We focus on understanding:
✓ the chronology on a large scale;
✓ key aspects of geography through land use.
Pupils will learn to place Sumer on a timeline
and understand how Sumerians adapted to a challenging environment.
During “A day in Sumer”, Year 3 pupils will get acquainted with Šibum, the Sumerian musician and discover different ways of living.
Šibum introduces the children to the Land of Sumer, by “telling” them about his everyday life (a set of original short texts).

The “day in Sumer” for Year 3 also counts four sessions,
lasting approximately one hour each:

✓ With the “Standard of Ur”, pupils get to know the various characters of the Sumerian society.
They better realise the importance of agriculture, and are told how Sumerians have considerably modified their natural environment by using artificial irrigation on a large scale (by contrast with Egyptian).

✓ Through the "pictogram game", pupils will conceive other means of communication.
They learn to read few signs of the first writing of human history and create their own pictograms.
By doing this, they figure out by themselves how and why cuneiform writing has evolved.
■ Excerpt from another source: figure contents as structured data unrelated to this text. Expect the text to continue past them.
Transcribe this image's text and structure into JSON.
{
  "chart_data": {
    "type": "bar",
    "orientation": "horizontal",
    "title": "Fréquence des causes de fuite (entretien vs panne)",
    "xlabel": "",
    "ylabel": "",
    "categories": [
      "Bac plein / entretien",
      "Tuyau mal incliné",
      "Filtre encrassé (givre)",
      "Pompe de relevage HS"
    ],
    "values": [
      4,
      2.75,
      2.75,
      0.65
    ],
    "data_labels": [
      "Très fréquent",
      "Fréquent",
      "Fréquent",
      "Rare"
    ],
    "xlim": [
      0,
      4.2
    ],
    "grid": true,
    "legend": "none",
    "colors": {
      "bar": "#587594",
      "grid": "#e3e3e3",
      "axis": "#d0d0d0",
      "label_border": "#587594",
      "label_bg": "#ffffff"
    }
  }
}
Children get to know Sumerian every day life with Šibum who tells them about
✓ the house of his cousin in the countryside;
✓ and the city where he lives.
Pupils compare their way of life with Šibum’s one.
They themselves use ancient sources like “real” archaeologists to investigate the past: they study archeological plans and pottery sherds dating from III millennia BC (loan from the Department of Archaeology, University of Cambridge) to better understand what they tell us about the past.

At the end of the day (if there is some time left), they study Sumerian “fashion”, and dress the “Queen Puabi”!